Sans être lancée officiellement, la campagne est clairement en opération (UMoncton). Avec l’ambitieux objectif d’amasser 50 millions$, ses aspects les plus intéressants pour les étudiant.e.s touchent aux 20 millions$ qui serviront à créer des bourses d’aide financière – dont 2 M$ pour les étudiant.e.s en situation de stage non-rémunérés – (UMoncton) et aux 11,5 millions$ qui serviront à la modernisation des installations.
On devrait, entre autres, en venir à avoir des campus plus verts (panneaux solaires, récupération de l’eau de pluie, toits verts, flotte de véhicules électriques, bornes de chargement, etc.) et il est à peu près temps (UMoncton). Mais avec seulement 2 M$ réservés à ces fins, il y a fort à parier que sans des investissements du gouvernement et/ou du secteur privé sur des initiatives spécifiques, on est mieux de ne pas retenir notre souffle.
Il faut avouer que tout ça n’est quand même pas mal.
Sauf que... la brique, le béton (même verts), ça ajoute quoi à la qualité de l’éducation ou à l’accessibilité du postsecondaire ? Malheureusement, pas grand-chose, un peu comme toute la publicité du monde n’améliorera pas ce que plusieurs insistent pour nommer le goût de la Coors Light.
« Est froide », menoum toi. Blague à part, bois pas ça chaud : tu vas la goûter.

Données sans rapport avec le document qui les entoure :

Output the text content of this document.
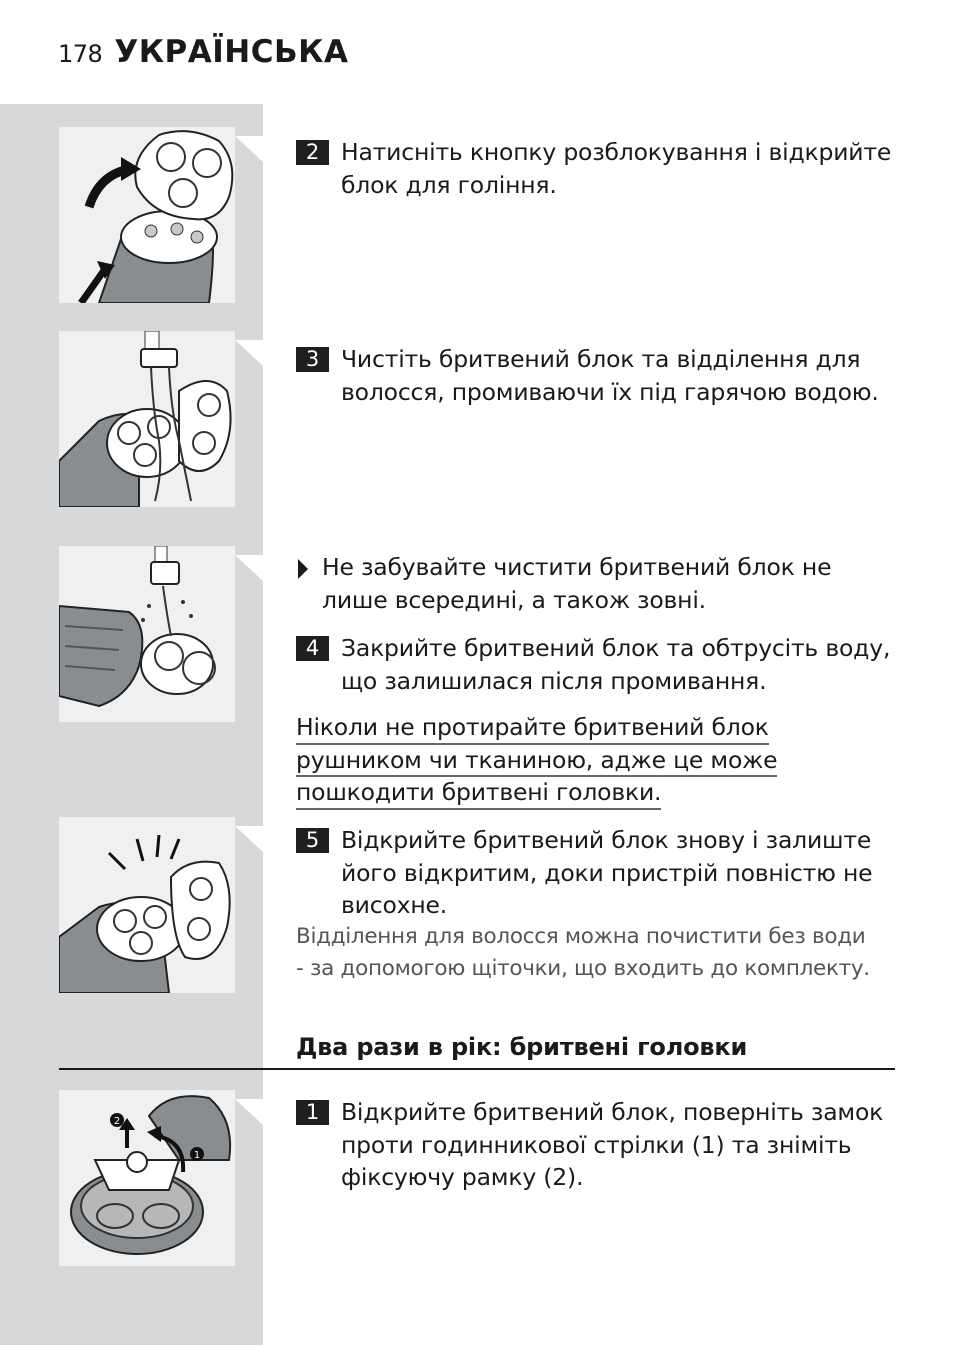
178 УКРАЇНСЬКА
2
1
2 Натисніть кнопку розблокування і відкрийте блок для гоління.
3 Чистіть бритвений блок та відділення для волосся, промиваючи їх під гарячою водою.
Не забувайте чистити бритвений блок не лише всередині, а також зовні.
4 Закрийте бритвений блок та обтрусіть воду, що залишилася після промивання.
Ніколи не протирайте бритвений блок
рушником чи тканиною, адже це може
пошкодити бритвені головки.
5 Відкрийте бритвений блок знову і залиште його відкритим, доки пристрій повністю не висохне.
Відділення для волосся можна почистити без води - за допомогою щіточки, що входить до комплекту.
Два рази в рік: бритвені головки
1 Відкрийте бритвений блок, поверніть замок проти годинникової стрілки (1) та зніміть фіксуючу рамку (2).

Car même avec tout ça, le message qui ressort est celui-ci : « si on avait de l’argent, tout ça serait déjà fait ! On veut bien, mais... » Et d’où viendrait cet argent ? Des subventions gouvernementales en temps normal. Et le gouvernement – gestionnaire du bien public – aurait tout de même intérêt à ce que les universités et collèges de la province bénéficient d’infrastructures en bon état. Mais dans les cas d’entretien, pas de ruban à couper...
Cela dit, le gouvernement, comme les universités, sait que l’entretien de toutes ces infrastructures est une chose onéreuse, une dépense sans fin. Exception faite, peut-être, des infrastructures vertes, qui permettent de réaliser des économies qui compassent les coûts de construction. Ce qui nous donne une raison de plus pour dire que le gouvernement aurait intérêt à financer les infrastructures publiques (bien que les universités soient dans une sorte de néant existentiel quand on demande qui les possède).

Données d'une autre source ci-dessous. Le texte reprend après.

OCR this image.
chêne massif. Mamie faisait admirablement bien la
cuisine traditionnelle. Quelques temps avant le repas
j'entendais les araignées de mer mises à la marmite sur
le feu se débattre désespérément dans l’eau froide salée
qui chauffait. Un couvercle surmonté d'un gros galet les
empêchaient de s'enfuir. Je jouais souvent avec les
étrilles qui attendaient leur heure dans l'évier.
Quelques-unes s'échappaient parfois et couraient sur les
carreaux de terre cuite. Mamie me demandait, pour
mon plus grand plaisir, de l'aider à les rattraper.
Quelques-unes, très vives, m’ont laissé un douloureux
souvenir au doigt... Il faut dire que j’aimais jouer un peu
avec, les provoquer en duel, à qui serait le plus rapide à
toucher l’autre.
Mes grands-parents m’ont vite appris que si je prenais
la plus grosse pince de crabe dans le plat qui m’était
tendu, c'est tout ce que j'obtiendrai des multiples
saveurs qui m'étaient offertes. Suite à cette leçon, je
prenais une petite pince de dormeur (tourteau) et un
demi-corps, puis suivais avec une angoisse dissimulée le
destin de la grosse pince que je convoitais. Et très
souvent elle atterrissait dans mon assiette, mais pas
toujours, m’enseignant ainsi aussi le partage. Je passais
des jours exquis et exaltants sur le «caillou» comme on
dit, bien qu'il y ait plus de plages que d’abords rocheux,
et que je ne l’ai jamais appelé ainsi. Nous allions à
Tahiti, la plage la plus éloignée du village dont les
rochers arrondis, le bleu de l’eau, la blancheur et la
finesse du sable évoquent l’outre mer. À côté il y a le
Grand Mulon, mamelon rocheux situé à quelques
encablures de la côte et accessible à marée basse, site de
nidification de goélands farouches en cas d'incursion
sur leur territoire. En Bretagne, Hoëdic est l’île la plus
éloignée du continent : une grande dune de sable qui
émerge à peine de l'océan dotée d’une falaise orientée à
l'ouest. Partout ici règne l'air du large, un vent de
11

Ce qui nous amène à l’aide financière. À première vue, l’ajout de 20 M$ en bourses est un geste de bonne foi de l’institution, et qui sans aucun doute saura aider bien des étudiant.e.s à faire face au coût des études. Mais c’est le fait que ces études coûtent de plus en plus cher que les bourses ne peuvent obscurcir ; ce problème dont personne ne veut sérieusement discuter.
Puis des bourses de la sorte qui se multiplient – qui ont besoin de se multiplier – ça nous garde le nez où le gouvernement aime qu’on le garde, sur notre propre nombril. Ça érode l’esprit de société, et de là les projets desquels dépend son existence. Mais hey, le problème qui ne me touche pas n’existe pas, right ?
Et c’est problématique, car un jour on se grattera le nombril, et surpriiiiiiiiiiiise!!!
Texte de réflexion - aucune position officielle du C.A. de la FÉÉCUM ne devrait en être nécessairement interprétée.